Prime Minister Narendra Modi on Thursday said the rules would usher in a landmark moment for the sector. He tweeted, “The new Drone Rules will tremendously help start-ups and our youth working in this sector. It will open up new possibilities for innovation & business. It will help leverage India’s strengths in innovation, technology & engineering to make India a drone hub.”

Civil Aviation Minister Jyotiraditya Scindia said the rules were aimed at simplifying the procedures and reducing compliance burden for drone operation. “...the new Drone Rules will trigger a revolution not just in the logistics & transportation sector, but will create change ripples across sectors like agriculture, healthcare, mining, etc...,” he tweeted.

The Ministry, in a statement, said drones could be significant creators of employment and economic growth. India had the potential to be a global drone hub by 2030, it stated.

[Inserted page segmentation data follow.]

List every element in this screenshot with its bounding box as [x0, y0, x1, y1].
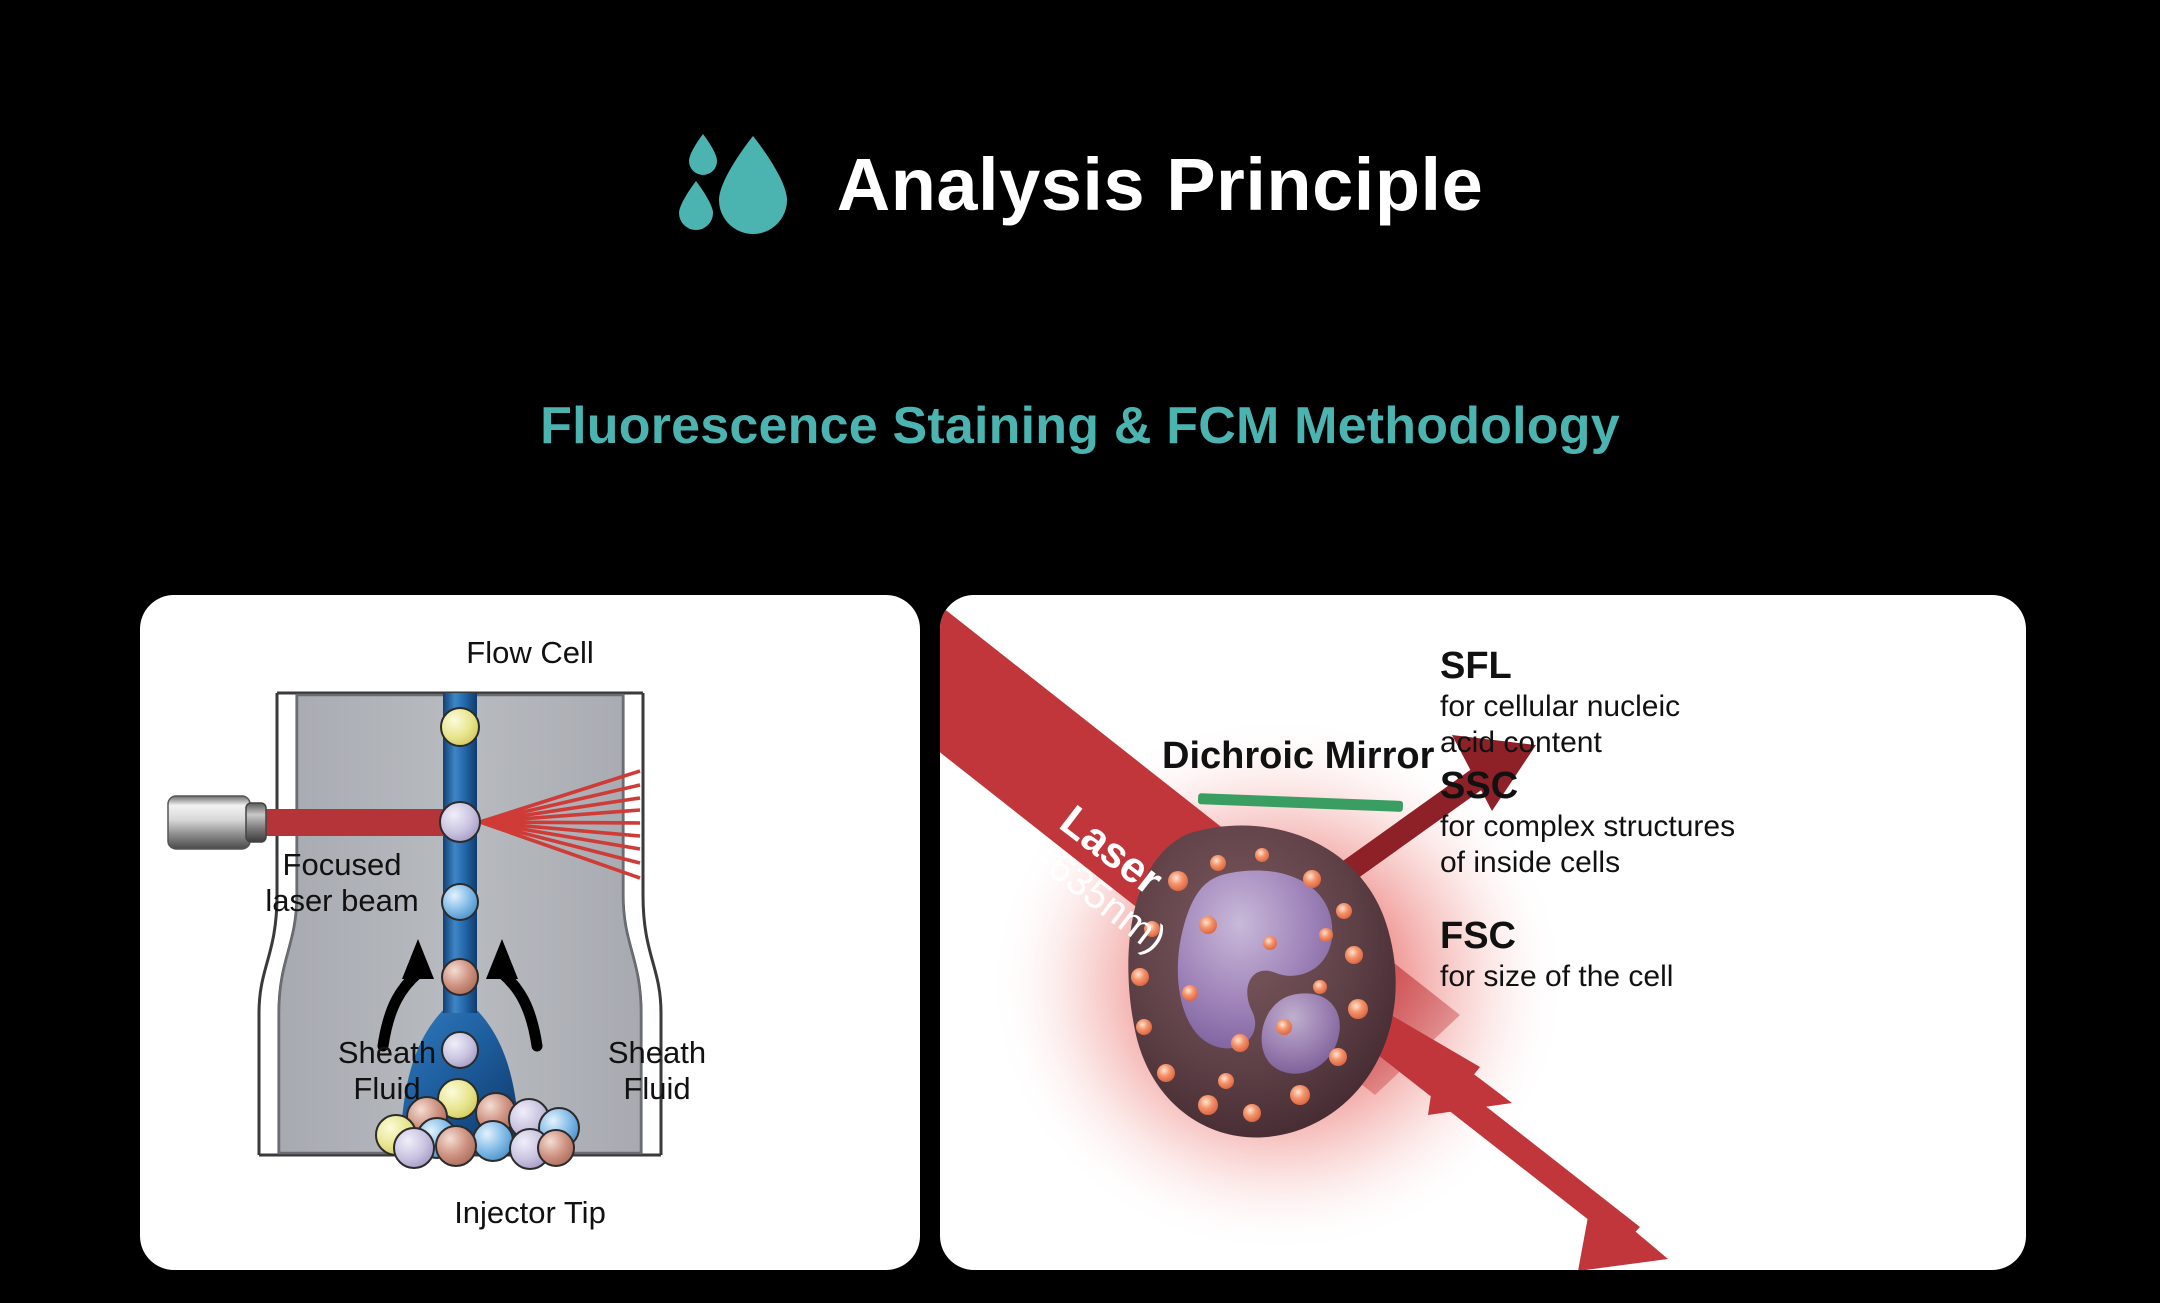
sheath-fluid-right-line1: Sheath: [572, 1035, 742, 1071]
focused-laser-beam-line1: Focused: [192, 847, 492, 883]
dichroic-mirror-label: Dichroic Mirror: [1162, 735, 1434, 778]
sheath-fluid-left-line1: Sheath: [302, 1035, 472, 1071]
fsc-abbr: FSC: [1440, 915, 1673, 959]
sfl-desc-line1: for cellular nucleic: [1440, 689, 1680, 725]
flow-cell-illustration: [140, 595, 920, 1270]
sheath-fluid-right-label: Sheath Fluid: [572, 1035, 742, 1107]
water-droplets-icon: [677, 130, 797, 240]
page-subtitle: Fluorescence Staining & FCM Methodology: [0, 396, 2160, 456]
injector-tip-label: Injector Tip: [140, 1195, 920, 1231]
sheath-fluid-right-line2: Fluid: [572, 1071, 742, 1107]
ssc-desc-line1: for complex structures: [1440, 809, 1735, 845]
focused-laser-beam-line2: laser beam: [192, 883, 492, 919]
sheath-fluid-left-label: Sheath Fluid: [302, 1035, 472, 1107]
focused-laser-beam-label: Focused laser beam: [192, 847, 492, 919]
page-header: Analysis Principle: [0, 130, 2160, 240]
ssc-desc-line2: of inside cells: [1440, 845, 1735, 881]
laser-scatter-panel: Laser (λ=635nm) Dichroic Mirror SFL for …: [940, 595, 2026, 1270]
ssc-abbr: SSC: [1440, 765, 1735, 809]
ssc-detector-label: SSC for complex structures of inside cel…: [1440, 765, 1735, 881]
page-title: Analysis Principle: [837, 148, 1484, 222]
flow-cell-panel: Flow Cell Focused laser beam Sheath Flui…: [140, 595, 920, 1270]
stained-cell: [1128, 825, 1395, 1137]
sfl-detector-label: SFL for cellular nucleic acid content: [1440, 645, 1680, 761]
sfl-abbr: SFL: [1440, 645, 1680, 689]
sfl-desc-line2: acid content: [1440, 725, 1680, 761]
flow-cell-label: Flow Cell: [140, 635, 920, 671]
sheath-fluid-left-line2: Fluid: [302, 1071, 472, 1107]
fsc-detector-label: FSC for size of the cell: [1440, 915, 1673, 995]
fsc-desc-line1: for size of the cell: [1440, 959, 1673, 995]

The IT sector body, NASSCOM, welcomed the move, stating that it would enable start-ups and small and medium enterprises to create innovative-use cases and applications in various sectors like e-commerce, agriculture, mining, healthcare, emergency response and logistics.

No security clearance

Under the new rules, no security clearance will be required before any registration or licence issuance for drones. The number of forms or permissions has been reduced from 25 to just five. No pilot licence will be required for operating nano drones and micro drones for non-commercial use.

The Director General or an entity authorised by it, on the recommendation of the Quality Council of India or an authorised testing entity, will issue a type certificate for drones. No type certificate, unique identification number, prior permission and remote pilot licence will be needed for research and development entities.

The import of drones will to be regulated by the Directorate General of Foreign Trade. There will be no restriction on foreign ownership in Indian drone companies.

Digital Sky Platform

Importing and manufacturing drones purely for exports are now exempt from type certification and unique identification number. Manufacturers and importers will be able to generate their drones’ unique identification number on the Digital Sky Platform through the self-certification route.

The online registration of all drones will happen through the Digital Sky Platform. The prescribed process for the transfer and deregistration of drones has also been made easy. The existing drones in the country can be regularised.

An interactive airspace map with green, yellow, and red zones will be displayed on the Digital Sky Platform. The yellow zone has been reduced from 45 km to 12 km from the airport perimeter. No permission will be required for operating a drone in the green zones and up to 200 feet in the area between eight and 12 km from the airport perimeter.

Safety features like ‘no permission-no take-off’, real-time tracking beacon, geo-fencing, etc., will have to be notified soon. A minimum six-month lead time will be given for compliance.

A remote pilot licence holder enlisted on the Digital Sky Platform will only be allowed to operate a drone covered under the Rules. The training and examination will be conducted by an authorised drone school. The Directorate General of Civil Aviation will prescribe the training requirements, oversee the schools and provide pilot licences online.

No carriage of arms

Carriage of arms, ammunition, explosives and military stores, etc, on drones has been prohibited.

“No person shall carry dangerous goods on unmanned aircraft unless such operation is in compliance with the Aircraft (Carriage of Dangerous Goods) Rules, 2003,” said the notification.

Any accident involving drones should be reported within 48 hours. The maximum penalty for violations had been reduced to ₹1 lakh, it added.

Vipul Singh, Co-founder and CEO at drone firm Aarav Unmanned Systems, told The Hindu that the new rules were a major breakthrough for the Indian drone industry, and would make India an over $5 billion drone market in the next three years. “This time not only as a consumer but creators of world class solutions. India is bound to become the drone hub of the world,” he said.